Eighteen male beagle dogs weighing an average of 10.9 ± 0.3 kg were housed at Charles River Laboratories (Worcester, MA, USA) and received two cups of 5A4J HFHF canine diet daily (20.5% protein, 52.9% fat, 26.6% carbohydrate, 18.9% fructose; ScottPharma Solutions, Marlborough, MA, USA) plus water ad libitum. For the single-dose study, dogs were randomized on baseline glucose levels to receive MEDI7219 1 mg or 10 mg or placebo tablets in the morning following an overnight fast (7–11 dogs per group). Ninety minutes after tablet administration, dogs received an oral glucose bolus (200 mg/mL at a 5 mL/kg volume calculated on body weight prior to HFHF feeding), and blood glucose (blood collected via peripheral vein) was measured with an AlphaTRAK glucometer system (Zoetis, Parsippany, NJ, USA) at –90, 0, 10, 20, 30, 40, 50, 60, 75, 90, 120, 180 and 240 min after glucose administration. Approximately 12 weeks later, dogs entered the multiple-dose study and received either MEDI7219 10 mg (n = 12) or placebo tablets (n = 6) once daily for 14 days. Dogs received two cups of HFHF canine diet per day, with feeding 3 h postdose during the 14-day study. Dogs had access to water ad libitum throughout the study. Food intake and body weight were monitored daily. On day 14, after overnight fasting, dogs received their final dose followed by an oral glucose and acetaminophen bolus 90 min after administration. Blood glucose was measured as described previously, and plasma acetaminophen levels were measured by LC/MS method at the same time points.
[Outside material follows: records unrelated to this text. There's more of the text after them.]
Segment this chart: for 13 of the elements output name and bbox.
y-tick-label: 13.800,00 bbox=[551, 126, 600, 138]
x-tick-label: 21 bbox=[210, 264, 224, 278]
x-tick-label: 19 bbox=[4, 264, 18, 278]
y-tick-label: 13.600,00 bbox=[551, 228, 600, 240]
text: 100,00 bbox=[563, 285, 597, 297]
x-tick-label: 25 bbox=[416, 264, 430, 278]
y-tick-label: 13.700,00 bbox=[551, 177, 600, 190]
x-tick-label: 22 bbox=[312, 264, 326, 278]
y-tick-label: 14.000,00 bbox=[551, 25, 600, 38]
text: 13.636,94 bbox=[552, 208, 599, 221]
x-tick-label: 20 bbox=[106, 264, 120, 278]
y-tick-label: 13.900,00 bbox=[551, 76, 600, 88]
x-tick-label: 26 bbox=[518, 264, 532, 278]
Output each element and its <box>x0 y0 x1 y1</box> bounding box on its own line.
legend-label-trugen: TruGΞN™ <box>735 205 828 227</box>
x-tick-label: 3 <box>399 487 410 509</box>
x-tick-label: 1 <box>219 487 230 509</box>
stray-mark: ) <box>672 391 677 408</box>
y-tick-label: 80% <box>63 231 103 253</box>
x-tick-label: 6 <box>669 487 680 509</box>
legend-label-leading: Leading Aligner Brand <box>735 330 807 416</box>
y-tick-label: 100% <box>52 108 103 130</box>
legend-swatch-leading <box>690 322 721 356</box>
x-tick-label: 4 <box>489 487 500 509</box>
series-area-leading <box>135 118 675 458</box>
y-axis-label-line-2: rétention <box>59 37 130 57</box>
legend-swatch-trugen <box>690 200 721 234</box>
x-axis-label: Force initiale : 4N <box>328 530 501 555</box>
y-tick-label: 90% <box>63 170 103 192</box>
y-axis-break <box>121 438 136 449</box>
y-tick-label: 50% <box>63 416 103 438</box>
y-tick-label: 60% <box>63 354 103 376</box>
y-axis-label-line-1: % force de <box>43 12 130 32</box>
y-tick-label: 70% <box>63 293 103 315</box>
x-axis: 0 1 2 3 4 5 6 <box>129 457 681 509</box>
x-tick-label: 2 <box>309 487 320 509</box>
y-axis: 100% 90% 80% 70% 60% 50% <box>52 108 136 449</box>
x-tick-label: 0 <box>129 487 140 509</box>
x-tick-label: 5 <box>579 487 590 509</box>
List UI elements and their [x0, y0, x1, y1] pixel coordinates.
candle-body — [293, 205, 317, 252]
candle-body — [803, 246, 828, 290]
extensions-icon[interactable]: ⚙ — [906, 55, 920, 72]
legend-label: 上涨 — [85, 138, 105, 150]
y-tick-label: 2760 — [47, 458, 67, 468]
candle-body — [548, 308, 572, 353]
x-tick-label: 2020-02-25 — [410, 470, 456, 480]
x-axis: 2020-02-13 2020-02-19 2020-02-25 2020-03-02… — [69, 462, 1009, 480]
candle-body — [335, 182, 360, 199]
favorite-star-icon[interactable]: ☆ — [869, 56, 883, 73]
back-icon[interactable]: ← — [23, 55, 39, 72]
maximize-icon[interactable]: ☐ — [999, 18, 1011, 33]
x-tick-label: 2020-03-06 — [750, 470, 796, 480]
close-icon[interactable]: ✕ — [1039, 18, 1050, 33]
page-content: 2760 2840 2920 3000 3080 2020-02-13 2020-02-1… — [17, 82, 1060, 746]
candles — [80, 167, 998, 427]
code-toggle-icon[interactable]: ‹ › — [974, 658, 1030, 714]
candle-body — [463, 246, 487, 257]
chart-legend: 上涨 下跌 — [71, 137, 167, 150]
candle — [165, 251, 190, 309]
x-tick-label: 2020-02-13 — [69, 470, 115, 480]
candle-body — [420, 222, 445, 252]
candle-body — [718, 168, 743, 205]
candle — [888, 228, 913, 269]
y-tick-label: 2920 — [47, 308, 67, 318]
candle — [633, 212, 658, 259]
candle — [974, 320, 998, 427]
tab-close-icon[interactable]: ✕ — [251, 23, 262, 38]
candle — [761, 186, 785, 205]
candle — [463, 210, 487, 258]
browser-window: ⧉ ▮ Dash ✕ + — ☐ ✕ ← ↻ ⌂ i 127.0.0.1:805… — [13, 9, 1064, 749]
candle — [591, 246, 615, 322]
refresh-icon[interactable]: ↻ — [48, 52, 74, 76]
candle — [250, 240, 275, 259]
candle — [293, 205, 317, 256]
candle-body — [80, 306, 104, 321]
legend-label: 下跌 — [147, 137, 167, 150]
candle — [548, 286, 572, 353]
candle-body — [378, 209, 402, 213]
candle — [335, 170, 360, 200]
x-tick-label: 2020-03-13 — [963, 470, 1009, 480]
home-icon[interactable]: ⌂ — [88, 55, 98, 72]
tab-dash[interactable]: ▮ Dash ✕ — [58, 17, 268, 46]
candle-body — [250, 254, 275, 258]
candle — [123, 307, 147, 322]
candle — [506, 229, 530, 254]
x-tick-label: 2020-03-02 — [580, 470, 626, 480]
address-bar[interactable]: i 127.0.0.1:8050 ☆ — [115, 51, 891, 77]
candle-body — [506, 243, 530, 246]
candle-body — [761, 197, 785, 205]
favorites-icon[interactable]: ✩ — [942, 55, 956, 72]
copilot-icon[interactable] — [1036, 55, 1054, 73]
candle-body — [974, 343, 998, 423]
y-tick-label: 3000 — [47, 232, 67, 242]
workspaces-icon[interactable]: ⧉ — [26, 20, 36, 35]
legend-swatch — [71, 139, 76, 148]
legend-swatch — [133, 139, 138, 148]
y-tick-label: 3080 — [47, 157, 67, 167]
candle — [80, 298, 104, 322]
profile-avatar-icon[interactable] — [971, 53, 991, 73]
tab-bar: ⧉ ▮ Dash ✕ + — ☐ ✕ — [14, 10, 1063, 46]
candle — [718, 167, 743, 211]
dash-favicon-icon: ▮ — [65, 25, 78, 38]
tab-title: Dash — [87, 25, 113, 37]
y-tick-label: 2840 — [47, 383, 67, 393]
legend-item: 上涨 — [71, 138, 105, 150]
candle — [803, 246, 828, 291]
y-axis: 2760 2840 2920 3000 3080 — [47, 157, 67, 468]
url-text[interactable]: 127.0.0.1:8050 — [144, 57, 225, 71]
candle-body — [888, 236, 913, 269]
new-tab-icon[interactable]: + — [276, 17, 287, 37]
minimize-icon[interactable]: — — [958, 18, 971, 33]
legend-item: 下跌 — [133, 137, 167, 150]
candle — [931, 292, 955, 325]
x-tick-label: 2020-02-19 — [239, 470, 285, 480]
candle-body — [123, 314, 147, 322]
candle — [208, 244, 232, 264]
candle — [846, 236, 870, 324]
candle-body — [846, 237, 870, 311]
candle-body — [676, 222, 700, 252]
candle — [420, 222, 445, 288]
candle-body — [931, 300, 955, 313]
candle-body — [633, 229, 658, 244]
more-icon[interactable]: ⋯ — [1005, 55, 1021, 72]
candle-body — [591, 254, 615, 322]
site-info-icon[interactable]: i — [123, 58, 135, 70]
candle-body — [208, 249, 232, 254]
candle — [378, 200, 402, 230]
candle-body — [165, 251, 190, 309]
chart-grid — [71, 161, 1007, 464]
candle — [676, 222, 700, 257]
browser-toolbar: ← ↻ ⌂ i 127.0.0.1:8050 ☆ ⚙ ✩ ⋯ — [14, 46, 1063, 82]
Quantification of plasma concentrations of peptides

Fifty or seventy μL aliquots of K₂EDTA plasma samples were precipitated with 75% acetonitrile (Sigma-Aldrich) in water (J.T. Baker, Phillipsburg, NJ, USA) (v/v) and centrifuged at 2000 × g. The supernatant was dried under nitrogen at 60 °C, then cooled. Samples were reconstituted in 20% acetonitrile in water (v/v). The extracted samples were separated using a Waters Acquity UPLC BEH C18 column (2.1 × 100 mm) on a Shimadzu Nexera UHPLC at 60 °C with 0.7 mL/min flow rate, and detected using a SCIEX TripleTOF 6600 operating in full scan + MS2 positive ion mode or a SCIEX 5500 operating in MRM positive ion mode, or a Thermo TSQ Vantage operating in MRM mode. Gradient separation was performed with water and 0.2% formic acid (Thermo Fisher Scientific, Waltham, MA, USA) as mobile phase A, and acetonitrile with 0.2% formic acid as mobile phase B. The method was qualified for the quantification range of 1–1000 ng/mL with accuracy and precision of ± 20%, except for at the lower limit of quantification when the accuracy and precision were ± 25%. Plasma concentrations were subject to noncompartmental analysis consistent with the route of administration using Phoenix WinNonlin (version 7.0, Certara, Princeton, NJ, USA).

Statistical analyses

Sample sizes were calculated based on power analyses for pharmacodynamic endpoints. Statistical analyses were performed using GraphPad software (San Diego, CA, USA). Results are expressed as mean ± standard error of the mean unless otherwise stated. In vivo data were analyzed with one-way analysis of variance (ANOVA) followed by Tukey post hoc analysis (acute food intake, db/db HbA_1C data). Longitudinal data were analyzed by two-way ANOVA followed by Tukey post hoc analysis (db/db glucose and DIO mouse data) or two-way ANOVA followed by Sidak or Bonferroni post hoc analysis (HFHF canine acute oral glucose tolerance test data and 14-day data). In all statistical tests P < 0.05 was considered significant. One animal in the single MEDI7219 10 mg dose group for the glucose tolerance test was excluded from analysis due to a likely error in dosing. In the analysis of the effect of MEDI7219 on body weight in HFHF fed dogs, one animal in the placebo group and one datapoint on day 10 in the MEDI7219 group were excluded due to errors in measurement. No other animals or data points were excluded from any of the in vivo study analyses.